Nel palmarés dello Squalo finora 2 Giri d’Italia, 1 Tour, 1 Vuelta: “Averne ‘a casa’ già quattro però non è poco. Nei momenti difficili mi capita di guardare indietro e pensare ‘Dai, qualcosa ho fatto’. Il pubblico si aspetta sempre la vittoria e se non arriva sembra che hai fallito. Ma sconfitta e fallimento non sono sinonimi. E poi non sono più giovane, ho superato il giro di boa. Davanti ho meno anni da pro’ di quanti ne abbia già fatti…”.
“L’apice un corridore lo raggiunge tra i 30 e i 32 anni. Io vedo davanti a me 4 buone stagioni, e vorrei cercare di togliermi anche una bella soddisfazione in maglia azzurra, poi chissà. Ma non voglio pensarci adesso. Ho una squadra nuova, un grande progetto triennale”.
Il mito Fausto Coppi è a 7 grandi giri: “Non ci penso. Io ragiono un passo alla volta, come sempre. Fausto simboleggia il mito dell’uomo solo al comando. E’ una straordinaria fonte d’ispirazione ancora adesso, una leggenda non solo sportiva. E se non li avesse fermati la seconda Guerra Mondiale, lui e Bartali quanto avrebbero vinto in più?”.

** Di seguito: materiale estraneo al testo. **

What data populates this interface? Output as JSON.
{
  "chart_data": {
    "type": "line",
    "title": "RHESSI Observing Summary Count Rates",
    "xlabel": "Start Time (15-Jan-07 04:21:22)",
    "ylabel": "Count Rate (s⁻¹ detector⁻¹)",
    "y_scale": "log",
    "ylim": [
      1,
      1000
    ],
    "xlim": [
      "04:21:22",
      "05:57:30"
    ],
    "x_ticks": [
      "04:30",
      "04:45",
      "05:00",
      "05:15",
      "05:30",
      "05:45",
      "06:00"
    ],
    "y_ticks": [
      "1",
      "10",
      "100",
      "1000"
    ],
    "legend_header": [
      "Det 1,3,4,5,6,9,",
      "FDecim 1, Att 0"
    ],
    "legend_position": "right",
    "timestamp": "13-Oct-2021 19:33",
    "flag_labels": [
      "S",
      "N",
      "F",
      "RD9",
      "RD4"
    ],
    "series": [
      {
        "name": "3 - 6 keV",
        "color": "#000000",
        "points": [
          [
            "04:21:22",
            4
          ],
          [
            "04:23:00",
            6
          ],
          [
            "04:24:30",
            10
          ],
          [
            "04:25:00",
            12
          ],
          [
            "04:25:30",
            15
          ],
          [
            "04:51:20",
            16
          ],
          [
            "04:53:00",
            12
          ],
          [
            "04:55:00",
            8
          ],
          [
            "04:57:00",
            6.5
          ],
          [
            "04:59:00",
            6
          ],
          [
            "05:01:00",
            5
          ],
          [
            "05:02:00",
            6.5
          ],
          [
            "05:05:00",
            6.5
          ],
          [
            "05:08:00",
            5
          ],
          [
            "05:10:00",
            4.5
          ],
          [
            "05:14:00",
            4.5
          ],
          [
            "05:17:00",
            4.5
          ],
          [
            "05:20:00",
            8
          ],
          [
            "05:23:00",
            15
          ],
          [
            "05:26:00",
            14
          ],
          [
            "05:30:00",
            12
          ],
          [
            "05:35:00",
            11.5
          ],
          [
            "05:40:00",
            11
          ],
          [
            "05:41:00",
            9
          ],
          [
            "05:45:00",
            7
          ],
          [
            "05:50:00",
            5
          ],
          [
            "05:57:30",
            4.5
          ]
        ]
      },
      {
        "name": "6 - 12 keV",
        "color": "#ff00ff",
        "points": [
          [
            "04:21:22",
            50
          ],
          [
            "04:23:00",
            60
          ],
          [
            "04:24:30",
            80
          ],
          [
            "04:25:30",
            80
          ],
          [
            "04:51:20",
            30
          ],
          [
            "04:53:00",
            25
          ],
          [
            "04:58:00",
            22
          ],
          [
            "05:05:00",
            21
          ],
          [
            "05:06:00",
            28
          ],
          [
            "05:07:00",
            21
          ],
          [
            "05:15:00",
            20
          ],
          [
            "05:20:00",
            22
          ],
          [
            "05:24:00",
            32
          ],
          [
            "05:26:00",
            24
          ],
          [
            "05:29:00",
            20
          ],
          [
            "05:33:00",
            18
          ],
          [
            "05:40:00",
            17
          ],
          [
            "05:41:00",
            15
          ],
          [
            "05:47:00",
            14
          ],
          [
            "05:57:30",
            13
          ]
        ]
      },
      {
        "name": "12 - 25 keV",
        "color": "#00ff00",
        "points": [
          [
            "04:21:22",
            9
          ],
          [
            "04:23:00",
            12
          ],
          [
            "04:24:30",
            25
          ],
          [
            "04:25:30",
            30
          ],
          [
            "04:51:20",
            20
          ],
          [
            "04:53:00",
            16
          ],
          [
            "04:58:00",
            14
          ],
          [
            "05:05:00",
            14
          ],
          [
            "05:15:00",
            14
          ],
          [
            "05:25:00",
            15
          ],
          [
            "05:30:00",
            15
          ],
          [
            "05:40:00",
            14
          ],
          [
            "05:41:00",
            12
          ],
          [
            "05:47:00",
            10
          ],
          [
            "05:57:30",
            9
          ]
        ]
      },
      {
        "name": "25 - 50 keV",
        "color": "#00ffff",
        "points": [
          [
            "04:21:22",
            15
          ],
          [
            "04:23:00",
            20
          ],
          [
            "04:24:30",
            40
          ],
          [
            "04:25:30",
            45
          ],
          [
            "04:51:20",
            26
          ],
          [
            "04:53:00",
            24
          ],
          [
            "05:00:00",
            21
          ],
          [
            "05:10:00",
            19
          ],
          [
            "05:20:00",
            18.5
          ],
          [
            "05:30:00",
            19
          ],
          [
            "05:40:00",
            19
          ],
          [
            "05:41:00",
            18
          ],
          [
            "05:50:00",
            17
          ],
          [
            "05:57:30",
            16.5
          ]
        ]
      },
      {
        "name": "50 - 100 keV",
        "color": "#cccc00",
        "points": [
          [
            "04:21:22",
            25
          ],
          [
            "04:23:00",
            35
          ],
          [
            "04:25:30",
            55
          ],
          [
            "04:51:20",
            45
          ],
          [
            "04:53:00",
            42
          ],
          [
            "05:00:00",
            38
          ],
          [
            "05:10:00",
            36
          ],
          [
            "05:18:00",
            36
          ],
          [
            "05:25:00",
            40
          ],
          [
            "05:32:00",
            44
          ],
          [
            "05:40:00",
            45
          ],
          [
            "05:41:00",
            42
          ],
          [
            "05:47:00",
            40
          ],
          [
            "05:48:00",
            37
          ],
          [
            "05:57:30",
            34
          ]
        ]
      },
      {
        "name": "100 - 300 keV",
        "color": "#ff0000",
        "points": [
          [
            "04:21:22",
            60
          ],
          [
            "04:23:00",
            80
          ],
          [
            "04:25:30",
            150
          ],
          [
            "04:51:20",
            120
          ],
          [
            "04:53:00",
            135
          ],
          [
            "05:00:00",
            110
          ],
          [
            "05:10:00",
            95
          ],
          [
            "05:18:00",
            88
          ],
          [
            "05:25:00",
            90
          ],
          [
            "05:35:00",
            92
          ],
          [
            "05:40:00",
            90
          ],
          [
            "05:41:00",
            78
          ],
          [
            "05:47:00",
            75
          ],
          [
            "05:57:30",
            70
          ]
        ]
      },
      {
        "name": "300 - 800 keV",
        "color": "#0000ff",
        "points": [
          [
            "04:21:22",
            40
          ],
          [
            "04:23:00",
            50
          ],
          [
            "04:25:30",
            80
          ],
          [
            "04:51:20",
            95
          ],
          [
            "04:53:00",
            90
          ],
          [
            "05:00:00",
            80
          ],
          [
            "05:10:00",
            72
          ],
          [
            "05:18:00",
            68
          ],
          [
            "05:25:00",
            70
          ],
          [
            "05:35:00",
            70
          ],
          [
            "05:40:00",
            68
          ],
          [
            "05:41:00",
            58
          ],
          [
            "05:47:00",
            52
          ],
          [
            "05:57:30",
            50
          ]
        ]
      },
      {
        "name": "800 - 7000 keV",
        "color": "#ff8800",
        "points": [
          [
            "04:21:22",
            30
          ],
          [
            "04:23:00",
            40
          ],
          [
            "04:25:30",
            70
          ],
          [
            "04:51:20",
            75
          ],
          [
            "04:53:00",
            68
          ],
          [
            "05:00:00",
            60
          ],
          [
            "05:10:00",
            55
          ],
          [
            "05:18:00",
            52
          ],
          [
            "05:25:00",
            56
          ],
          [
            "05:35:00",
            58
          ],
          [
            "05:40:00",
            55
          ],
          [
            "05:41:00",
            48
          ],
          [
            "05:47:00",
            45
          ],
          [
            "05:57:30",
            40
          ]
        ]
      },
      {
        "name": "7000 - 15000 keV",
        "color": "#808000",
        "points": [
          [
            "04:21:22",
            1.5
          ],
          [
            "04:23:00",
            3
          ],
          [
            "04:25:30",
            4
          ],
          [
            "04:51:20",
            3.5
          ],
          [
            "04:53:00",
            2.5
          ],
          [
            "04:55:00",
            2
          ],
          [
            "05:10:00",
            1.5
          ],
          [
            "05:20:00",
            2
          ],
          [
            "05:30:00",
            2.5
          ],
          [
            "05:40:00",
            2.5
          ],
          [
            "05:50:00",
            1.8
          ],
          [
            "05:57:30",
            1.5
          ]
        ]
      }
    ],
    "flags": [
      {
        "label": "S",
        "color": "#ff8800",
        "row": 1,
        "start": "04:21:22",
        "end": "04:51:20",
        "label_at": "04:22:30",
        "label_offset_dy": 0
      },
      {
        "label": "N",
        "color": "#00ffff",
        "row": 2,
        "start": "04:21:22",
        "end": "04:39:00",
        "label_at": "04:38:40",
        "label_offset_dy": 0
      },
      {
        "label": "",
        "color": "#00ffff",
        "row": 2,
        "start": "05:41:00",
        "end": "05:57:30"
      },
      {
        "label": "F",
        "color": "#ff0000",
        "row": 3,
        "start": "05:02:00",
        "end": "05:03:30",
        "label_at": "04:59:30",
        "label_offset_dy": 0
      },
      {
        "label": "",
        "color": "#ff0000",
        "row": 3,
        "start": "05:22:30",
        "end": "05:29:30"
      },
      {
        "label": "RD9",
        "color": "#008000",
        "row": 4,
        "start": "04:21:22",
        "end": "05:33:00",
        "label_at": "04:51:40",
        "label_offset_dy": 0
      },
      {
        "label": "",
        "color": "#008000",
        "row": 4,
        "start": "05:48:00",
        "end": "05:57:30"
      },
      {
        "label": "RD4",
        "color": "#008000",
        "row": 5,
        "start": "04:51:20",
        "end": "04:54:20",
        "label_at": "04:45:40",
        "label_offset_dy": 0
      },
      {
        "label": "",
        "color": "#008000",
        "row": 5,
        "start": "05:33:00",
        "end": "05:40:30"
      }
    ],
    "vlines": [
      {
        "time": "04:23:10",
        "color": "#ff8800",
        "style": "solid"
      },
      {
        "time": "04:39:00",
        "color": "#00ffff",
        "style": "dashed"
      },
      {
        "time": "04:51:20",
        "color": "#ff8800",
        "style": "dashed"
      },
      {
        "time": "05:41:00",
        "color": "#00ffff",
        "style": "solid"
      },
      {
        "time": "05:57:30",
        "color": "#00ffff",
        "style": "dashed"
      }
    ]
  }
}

La tappa preferita: “Non è facile ma forse scelgo un giorno in cui non ho vinto, quella del pavé verso Arenberg al Tour 2014, come il più speciale. Sempre a schivare cadute, il terzo posto di giornata con il consolidamento della maglia gialla, il mal di gambe che non se ne andava neanche la sera tardi”.